The Albert Kennedy Trust changes name and rebrands

14 Mar 2019 News

The Albert Kennedy Trust has changed its name and undergone a full rebrand which aims to give it a “young, loud and proud” feel.

The charity, which supports LGBTQ+ people at risk of homelessness, has changed its name to akt, created a new logo and launched new merchandise. It has applied the new branding across its website and social media.

A spokesperson from the charity said that the charity rebrands every ten years to keep it up to date.

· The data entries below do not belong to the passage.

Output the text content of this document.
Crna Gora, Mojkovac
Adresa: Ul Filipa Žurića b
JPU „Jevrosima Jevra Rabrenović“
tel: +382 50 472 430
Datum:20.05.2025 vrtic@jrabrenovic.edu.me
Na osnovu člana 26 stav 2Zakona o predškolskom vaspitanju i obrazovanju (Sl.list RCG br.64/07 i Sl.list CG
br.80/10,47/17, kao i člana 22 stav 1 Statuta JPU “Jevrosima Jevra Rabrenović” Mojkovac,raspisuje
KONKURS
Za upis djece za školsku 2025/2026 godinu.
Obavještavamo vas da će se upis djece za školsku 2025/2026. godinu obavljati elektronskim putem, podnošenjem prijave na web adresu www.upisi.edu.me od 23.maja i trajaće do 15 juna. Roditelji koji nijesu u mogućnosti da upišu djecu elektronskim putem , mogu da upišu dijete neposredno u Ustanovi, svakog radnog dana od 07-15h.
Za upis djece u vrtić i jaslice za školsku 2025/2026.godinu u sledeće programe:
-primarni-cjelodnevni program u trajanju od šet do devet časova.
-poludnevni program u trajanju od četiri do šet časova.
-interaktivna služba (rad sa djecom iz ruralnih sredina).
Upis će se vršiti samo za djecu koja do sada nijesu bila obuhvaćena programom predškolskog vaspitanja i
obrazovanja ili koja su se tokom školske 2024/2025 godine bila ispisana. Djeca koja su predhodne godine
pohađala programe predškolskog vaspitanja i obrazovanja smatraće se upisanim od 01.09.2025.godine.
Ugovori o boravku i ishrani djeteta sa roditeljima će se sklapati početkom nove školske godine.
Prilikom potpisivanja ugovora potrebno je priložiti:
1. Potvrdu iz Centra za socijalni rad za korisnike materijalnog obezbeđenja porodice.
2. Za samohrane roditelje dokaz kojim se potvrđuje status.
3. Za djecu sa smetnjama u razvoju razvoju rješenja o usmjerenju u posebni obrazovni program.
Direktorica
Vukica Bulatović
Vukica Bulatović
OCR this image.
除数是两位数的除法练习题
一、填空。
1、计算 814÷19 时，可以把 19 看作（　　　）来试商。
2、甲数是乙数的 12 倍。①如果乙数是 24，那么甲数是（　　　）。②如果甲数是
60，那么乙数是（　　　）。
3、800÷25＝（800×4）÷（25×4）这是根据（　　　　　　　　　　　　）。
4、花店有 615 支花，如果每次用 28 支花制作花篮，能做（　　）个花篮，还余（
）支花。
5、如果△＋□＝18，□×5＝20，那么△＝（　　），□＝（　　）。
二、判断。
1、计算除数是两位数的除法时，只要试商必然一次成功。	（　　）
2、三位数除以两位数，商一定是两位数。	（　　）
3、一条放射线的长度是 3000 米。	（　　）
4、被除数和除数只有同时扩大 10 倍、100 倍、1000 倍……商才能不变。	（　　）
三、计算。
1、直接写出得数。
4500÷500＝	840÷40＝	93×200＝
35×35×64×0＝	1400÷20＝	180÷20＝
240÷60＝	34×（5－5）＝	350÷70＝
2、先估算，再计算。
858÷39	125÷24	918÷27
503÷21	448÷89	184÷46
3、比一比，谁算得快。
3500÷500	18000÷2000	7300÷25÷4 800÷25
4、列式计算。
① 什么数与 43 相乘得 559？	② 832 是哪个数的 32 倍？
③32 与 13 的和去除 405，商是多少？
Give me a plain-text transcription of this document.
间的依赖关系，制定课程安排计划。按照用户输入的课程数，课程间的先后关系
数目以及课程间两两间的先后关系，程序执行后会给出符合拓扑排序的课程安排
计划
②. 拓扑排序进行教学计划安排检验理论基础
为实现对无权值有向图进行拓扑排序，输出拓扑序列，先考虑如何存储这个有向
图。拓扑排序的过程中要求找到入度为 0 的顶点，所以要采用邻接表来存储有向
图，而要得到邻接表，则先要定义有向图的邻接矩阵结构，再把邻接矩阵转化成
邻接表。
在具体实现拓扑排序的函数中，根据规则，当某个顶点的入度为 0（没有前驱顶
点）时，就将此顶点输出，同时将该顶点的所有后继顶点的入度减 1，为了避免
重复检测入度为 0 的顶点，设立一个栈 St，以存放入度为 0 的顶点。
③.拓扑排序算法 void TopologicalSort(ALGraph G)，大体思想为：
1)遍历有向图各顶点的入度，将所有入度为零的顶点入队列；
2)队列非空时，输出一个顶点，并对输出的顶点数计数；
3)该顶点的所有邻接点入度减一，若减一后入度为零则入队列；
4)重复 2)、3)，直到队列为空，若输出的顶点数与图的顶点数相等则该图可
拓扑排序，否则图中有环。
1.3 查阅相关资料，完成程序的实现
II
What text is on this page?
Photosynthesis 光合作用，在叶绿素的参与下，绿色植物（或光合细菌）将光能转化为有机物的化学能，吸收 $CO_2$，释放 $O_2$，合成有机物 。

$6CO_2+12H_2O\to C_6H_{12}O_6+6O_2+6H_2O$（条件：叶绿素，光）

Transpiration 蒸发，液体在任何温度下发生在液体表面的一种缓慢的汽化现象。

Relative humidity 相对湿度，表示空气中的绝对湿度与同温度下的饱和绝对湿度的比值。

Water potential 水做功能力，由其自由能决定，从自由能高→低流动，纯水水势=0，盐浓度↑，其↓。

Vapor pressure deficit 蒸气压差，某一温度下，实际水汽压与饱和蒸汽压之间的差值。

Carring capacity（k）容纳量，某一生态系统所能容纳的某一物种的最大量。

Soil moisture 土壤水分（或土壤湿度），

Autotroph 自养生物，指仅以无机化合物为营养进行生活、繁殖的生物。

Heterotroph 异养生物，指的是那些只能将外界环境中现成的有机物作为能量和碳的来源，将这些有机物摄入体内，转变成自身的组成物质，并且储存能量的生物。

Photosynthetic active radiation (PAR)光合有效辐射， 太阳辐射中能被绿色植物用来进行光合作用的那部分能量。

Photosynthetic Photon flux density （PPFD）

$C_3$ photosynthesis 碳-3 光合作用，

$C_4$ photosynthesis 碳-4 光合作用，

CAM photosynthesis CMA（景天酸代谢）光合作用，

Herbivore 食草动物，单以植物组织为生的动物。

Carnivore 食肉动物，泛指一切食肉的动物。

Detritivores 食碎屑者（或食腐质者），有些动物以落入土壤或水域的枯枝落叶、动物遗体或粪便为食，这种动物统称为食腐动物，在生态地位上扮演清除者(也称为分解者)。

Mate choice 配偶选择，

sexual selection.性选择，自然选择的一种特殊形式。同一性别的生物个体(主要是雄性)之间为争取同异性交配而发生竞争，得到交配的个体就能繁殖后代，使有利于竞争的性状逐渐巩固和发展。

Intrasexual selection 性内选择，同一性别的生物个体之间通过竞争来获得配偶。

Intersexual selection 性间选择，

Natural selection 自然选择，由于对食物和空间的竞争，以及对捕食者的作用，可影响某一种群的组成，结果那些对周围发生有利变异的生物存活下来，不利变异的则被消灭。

This rebrand coincides with the 30th anniversary of the charity, and is the third time the charity has revamped.

Among the changes are a new logo, which is a flag with multi-coloured dots inspired by the LGBTQ+ rainbow flag. The spokesperson said the design was influenced by soliciting the opinions of young people in the LGBTQ+ community.

They added that they hoped the logo would “provoke conversation”.

The charity chose the name akt because it had naturally become a moniker for the charity, according to the spokesperson. They added that the charity also wanted to move the brand association away from Albert Kennedy, whose story inspired the inception of akt.

akt has an annual income of around £1m. 

Positive language

The charity has also chosen to shift its communication strategy, using more positive language in its campaigning and storytelling, with a focus on solutions that they believe the charity can provide, rather than problems in the LGBTQ+ community.

The website, which was developed at Raising IT, has also been updated.

Tim Sigsworth, chief executive at the charity said: “Young people often talk about akt as providing more than just a roof over their heads, describing us as courageous, caring, inclusive and accepting - like a family. We wanted the new brand and the way we talk about our history and our work to reflect that.” 

The spokesperson added: “Overall, we want who we are and what we do to be represented by a newly refreshed young, loud and proud brand.”

The brand was designed by agency Derek&Erik, with additional support from brand strategist Deborah Taffler and law firm Baker & McKenzie. These teams all worked pro-bono for the charity.